In Honor of Record Store Day: As CDs Sales Plummet, Vinyl Finds Its Fifteen Minutes

The front of Bleecker Bob's Golden Oldies on West Third Street

It was announced in early January that Bleecker Bob's Golden Oldies, the record store on West Third Street that was a staple of Seinfeld and a personal favorite of Bob Dylan's, would be closing after 43 years of business as a result of the neighborhood's high rental demands. With the famous Fat Beats down on Bleecker out of business for more than a year now, Bob's joins the graveyard of record stores unable to keep up with the cyber-age of the mp3.

"The realtor wants $20,000 for this place. If you can get it, great," said assistant manager Ski, a burly man with a backwards hat. "But do you want some mom and pop or a Sbarro's down here?" Plans are in the work to move to an East Village location but, as of now, the 'For Rent' sign above the Bob's awning speaks for itself. However, their closing is running oddly parallel to the music industry's turnaround, epitomized in today's Record Store Day celebration that is attracting long lines all over the City, after a recession rough patch.

In 2011, overall album sales shot up (partly because of the world's infatuation of Adele's 21), with vinyl showing a 36 percent growth in sales after a decade of decline with the advent of the iPod. CDs didn't share the same luck: the music medium saw a 5.7% drop in CD sales and Rolling Stone, on the cover of their recent February issue, inquired "Is the CD Finally Dead?" But, for Ski, this tidbit of good news is a day late and a dollar short.

Although the website-less Bleecker Bob's inventory, according to Ski, is 85 to 95 percent vinyl, its comeback has not done enough for business: "We're still doing well enough but we're just not booming," he mournfully said, "We just need to adapt like the dinosaurs - adapt or die. We're not ready to die yet, we'd like to go for another 43 years."

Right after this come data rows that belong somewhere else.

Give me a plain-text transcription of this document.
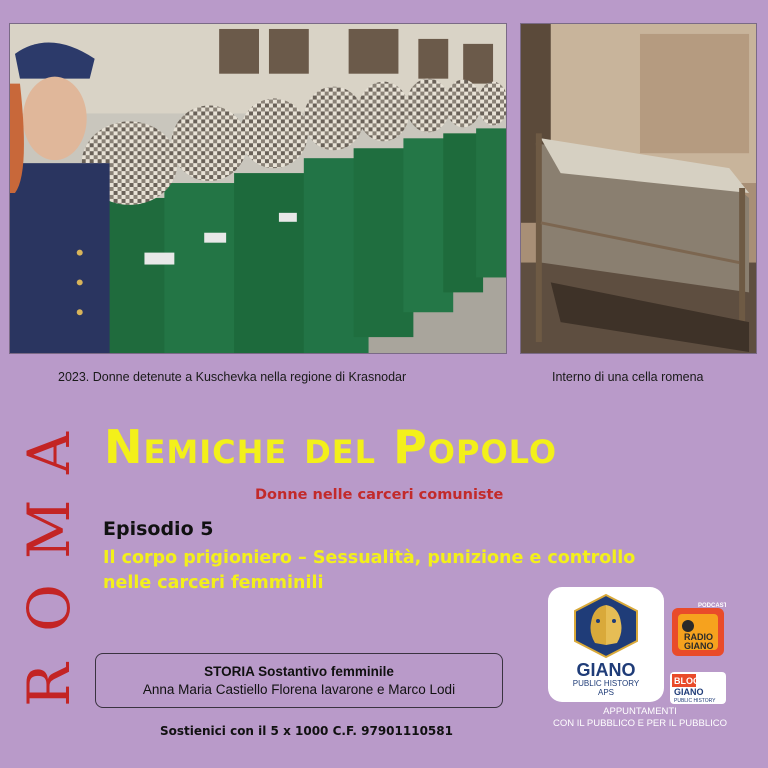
2023. Donne detenute a Kuschevka nella regione di Krasnodar	Interno di una cella romena
A
M
O
R
Nemiche del Popolo
Donne nelle carceri comuniste
Episodio 5
Il corpo prigioniero – Sessualità, punizione e controllo
nelle carceri femminili
STORIA Sostantivo femminile
Anna Maria Castiello Florena Iavarone e Marco Lodi
Sostienici con il 5 x 1000 C.F. 97901110581
GIANO
PUBLIC HISTORY
APS
PODCAST
RADIO
GIANO
BLOG
GIANO
PUBLIC HISTORY
APPUNTAMENTI
CON IL PUBBLICO E PER IL PUBBLICO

Let's face it: no one walks around with a Walkman so the collapse of the CD is no surprise. Mike Cobbs at A-1 Records on East Sixth Street, who exclaimed "The return of vinyl? Vinyl never left!" before he introduced himself, agrees.

"[Companies] gave people the technology too quick," he said, "CDs came out in the 80s and, by the late 90s, you could make your own at home. Then, when the digital download came out, I think even companies are saying, 'Why are we making CDs if people can just download the whole album?'" 

A turntable for listening purposes at A-1 Records on East Sixth Street

In other words, there's no incentive to leave your laptop to buy an easily scratch-able version of, say, The Shins's Ports of Morrow. Yet vinyl remains an outlier in times of unprecedented audio accessibility at your fingertips. Rachel Browne, a member of the Brooklyn duo Field Mouse, has incorporated these unusual trends into selling her music in the Information Age: skip the compact disc release all together and exclusively stick to the odd couple of digital and vinyl. "When I did buy CDs and iTunes was emerging, I ended up ripping them all onto my computer and never really saw the actual CD again," she said.

For Browne, an mp3 file lacks a certain aesthetic that only a physical LP contains: "Vinyl is different because the listening process becomes more of a ritual experience of being in a space with the pure intention of listening to an album."

No clicking 'Next," just 'Sit Down and Listen,' and Spencer Bronson, an average vinyl user of 21 years, believes this trend could be generational. "A lot of people my age will tell you that their interest in vinyl relates to a desire for some kind of physical link to the music, that feeling of actually holding sound, the whole ritual of sliding out of the sheet and onto a platter, watching it spin," he said.  Get the dusty LPs out of your parents' closet - the kids are listening.

Passerbys gawk at vinyls on sale in front of Rebel Rebel on Bleecker Street.

In a recovering market, vinyls have oddly found their nostalgic niche: their raw tangibility is not in cyberspace and big-named bands like Mumford & Sons continue to release LPs because people like Rachel and Spencer are still buying them. CDs, on the other hand, are being buried as a middleman between the past and the future of how we listen to music. 

But it might be too early to tell if this revival is permanent, as Ski warns: "They say that girls are wearing their mothers' bell-bottoms from forty years ago. Everything just goes around."